Diversity and Pluralism in Islam: Historical and Contemporary Discourses amongst Muslims

Zulfikar Hirji

For more than fourteen hundred years, Muslims have held multiple and diverging views about many aspects of their religious tradition including religious authority, ritual practice, political power, law and governance, civic life, and the form and content of individual and communal expressions. Muslims have regularly debated amongst themselves about these issues. Despite the diversity amongst Muslims and the plurality of understandings about Islam, Muslims are regularly portrayed as internally homogenous and monolithic.

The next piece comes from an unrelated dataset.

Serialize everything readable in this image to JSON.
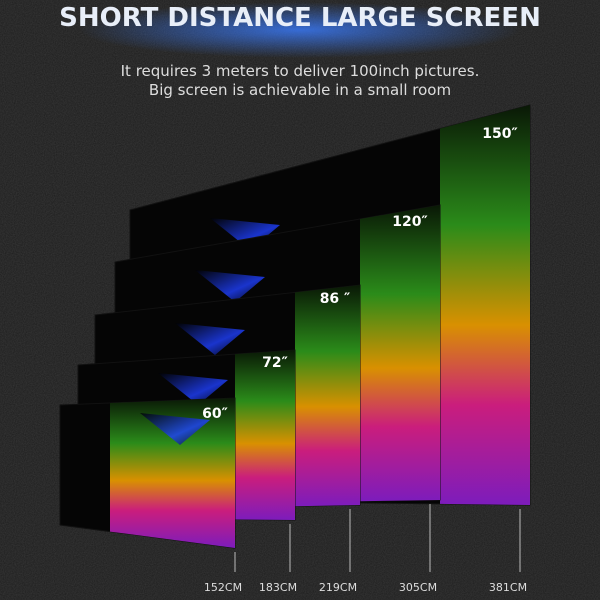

This book challenges such propositions by examining the ways in which Muslims regularly debate amongst themselves about matters of common concern, the processes by which they discursively construct notions of self, other and community, and the socio-cultural tools they employ in so doing.

The first chapter by Zulfikar Hirji introduces the main subject of the book and sets out some of the complementary and cross-cutting themes addressed in the volume. These include: (1) the paradigmatic umma; (2) the social construction of the internal other; and (3) the discourses and counter-discourses of debating Muslims. Roy Mottahedeh’s chapter examines the manner in which different Muslim thinkers such as al-Ghazali (d. 1111), Rumi (d. 1273) and Hafiz (d. 1389-1390) interpret the hadith traditions of the Prophet concerning sectarian divisions in Islam. The third chapter by Dominique-Sila Khan draws on extensive ethnographic and archival study of ‘threshold’ communities in India to point out the problems associated with defining Muslims in a highly pluralistic context; particularly as such definitions were informed by the colonial imagination and then carried forward to meet the needs of the Indian nationalist project. Patrice Brodeur’s case study of Muslims living in post-9/11 America provides a contrast to Khan’s study. Here, intra-Muslim plurality is articulated with reference to both local and global discourses about jostling definitions of the umma. The fifth chapter by James Allan surveys so-called Sunni, Shi‘a and Sufi art from the classical Islamic heritage to determine the extent to which Muslims marked out ‘self’ and ‘other’. The theme of how Muslims have constructed the internal other is explored in R. Kevin Jaques’s case study of classical biographical texts about Shafi‘i and Hanafi legal scholars. Jaques shows how madhab-based scholars used literary devices such as cross-referencing, rhetorical flourish, and ‘spin’ to build up and dismantle the reputations of their opponents. Roman Loimeier’s case study compares and contrasts the discursive strategies of successive generations of tariqa-based reformers in Senegal and Coastal Eastern Africa in the 19th and 20th centuries and shows how internal others exist within a multi-dimensional space-time context. The volume concludes with John Bowen’s study of Muslim discourses of pluralism in South-East Asia and Europe. Bowen shows how different local contexts generate different solutions to the issue of pluralism.

This volume emerged out of a series of seminars on ‘Muslim Pluralism’ hosted at The Institute of Ismaili Studies between 2002 and 2003. The seminar series and this volume were developed, in part, as a response to the events of 11 September, 2001.